Staunton, June 30 – Vladimir Putin and Donald Trump will find it hard to reach any hard and fast agreements at their upcoming summit in Helsinki not only because of objective circumstances which will make many such agreements impossible but also because the two men are so much alike, Vladimir Pastukhov says.
In an interview on the “Personally Yours” program of Ekho Moskvy, the Russian historian who now works at the University College of London draws that conclusion as well as offering penetrating comments on the current international system and some dangerous developments in Russia itself (echo.msk.ru/programs/personalnovash/2231020-echo/).
He says that in contrast to the recent past, he observes in the world “manifestations of Russophobia practically every day but those of Putinophilia practically every hour,” a pattern that the World Cup competition has encouraged but that may very well end soon, along with “the mini-football thaw” that the Kremlin has been showing to visitors in recent weeks.

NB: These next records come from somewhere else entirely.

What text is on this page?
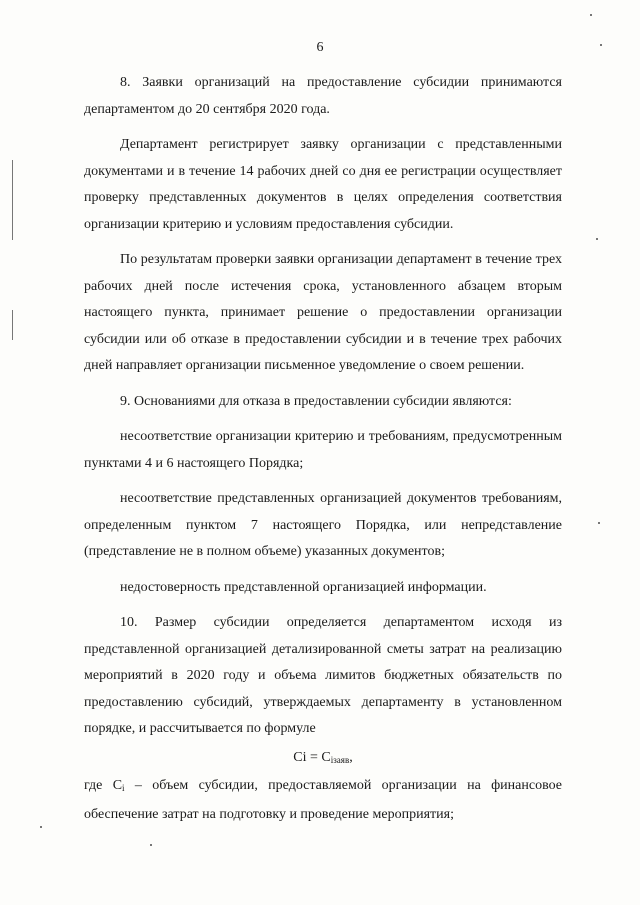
6

8. Заявки организаций на предоставление субсидии принимаются департаментом до 20 сентября 2020 года.

Департамент регистрирует заявку организации с представленными документами и в течение 14 рабочих дней со дня ее регистрации осуществляет проверку представленных документов в целях определения соответствия организации критерию и условиям предоставления субсидии.

По результатам проверки заявки организации департамент в течение трех рабочих дней после истечения срока, установленного абзацем вторым настоящего пункта, принимает решение о предоставлении организации субсидии или об отказе в предоставлении субсидии и в течение трех рабочих дней направляет организации письменное уведомление о своем решении.

9. Основаниями для отказа в предоставлении субсидии являются:

несоответствие организации критерию и требованиям, предусмотренным пунктами 4 и 6 настоящего Порядка;

несоответствие представленных организацией документов требованиям, определенным пунктом 7 настоящего Порядка, или непредставление (представление не в полном объеме) указанных документов;

недостоверность представленной организацией информации.

10. Размер субсидии определяется департаментом исходя из представленной организацией детализированной сметы затрат на реализацию мероприятий в 2020 году и объема лимитов бюджетных обязательств по предоставлению субсидий, утверждаемых департаменту в установленном порядке, и рассчитывается по формуле

$Ci = C_{iзаяв}$,

где $C_i$ – объем субсидии, предоставляемой организации на финансовое обеспечение затрат на подготовку и проведение мероприятия;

Putin may try to keep this mini-thaw going “for some time,” Pastukhov says; but it will depend in large measure on the outcome of his upcoming meeting with Trump in Helsinki, a site he says was selected to echo the Helsinki Accords which Moscow viewed as a recognition of the post-1945 status quo in Europe.
But the chief reason for the meeting now, the historian says, is that each leader has “an enormous desire to reach an agreement with the other.” Despite that, they are going to find that difficult in the first instance because “these two personalities are unbelievably similar to one another.”
Putin wants to “achieve a big deal in the framework of which it will be possible to guarantee the non-interference in the Wet in the domestic affairs of Russia and htus practically legalize the understandings” by which the Kremlin leader now runs his country, Pastukhov continues.
“In exchange,” he suggests, “Russia will promise to stop acting like a partisan fighter in the international arena and to engage instead in profitable trade” just as Soviet leaders hoped they would have the chance to do after the 1974 accords signed in the same city.
As for Trump, the historian argues, “he dreams of gaining the opportunity to rule just as things are ruled in Moscow!” He doesn’t have those chances now but he continues to seek them. At one level, they will not have any problem in finding “a common language” but at another, they won’t be able to reach agreements that go beyond declarations.
Many are now talking about a deal in Syria, Pastukhov says; but they forget that “Russia went into Syria with one single goal” – to force the United States to reach an agreement with it about Ukraine. For Putin, Syria and Ukraine are “a package deal.” And “Syria is simply an instrument” in that process.
Will Trump recognize Crimea as legitimately part of Russia as he has said he might? According to Pastukhov, that is unlikely because the US president is “not free to do so yet.” He isn’t, as much as he would like to be “’an American Putin,’” and if he were to make that concession, charges that he is “a Russian agent” would surface with new force.
Putin understands that full well, and his understanding will also play a role in preventing the breakthrough that he would otherwise pursue without stopping, the historian continues.
The summit nonetheless will have consequences, although perhaps not immediately. It will give rise to new hopes that agreements can come and even create “the illusion of serious movement forward.” But that is likely to backfire when it becomes obvious that this is not the case because “objective circumstances are against them.”
And then when disappointment sets it, that will lead to a snapback further than where things are today. “Understand that from love to hatred and back is a single step” and that this principle is reflected in “Russian-American relations today,” Pastukhov suggests.
Some have suggested that Trump and Putin will make some kind of alliance against Europe, he says. But he adds that “Trump in general is indifferent to the fate of the EU,” as long as it doesn’t cause any problems for him and the United States. But that attitude also has consequences for NATO and for the world.
Turning to the situation within Russia, Pastukhov says that “unfortunately, Putin isn’t running the country.” Rather, he trying to cope with “conflict situations that are constantly arising.” According to the historian, the Kremlin leader “isn’t running even the repressive process because repression has quietly and in an unnoticed way grown into terror.”
The situation is deteriorating rapidly, and if Khodorkovsky were in prison now, he wouldn’t be let out in large measure because the “illusions” that Putin and others had that the West would make concessions have ben dispelled. That is why Sentsov is being treated so differently.
But there is something else at work that is even more disturbing: the decisions about repression are no longer being made at the center. The renewed attacks on Dmitriyev in Karelia are the actions of local people who would not reverse what they are doing even if they were asked to do so by Moscow. They have too many equities in pursuing a conviction.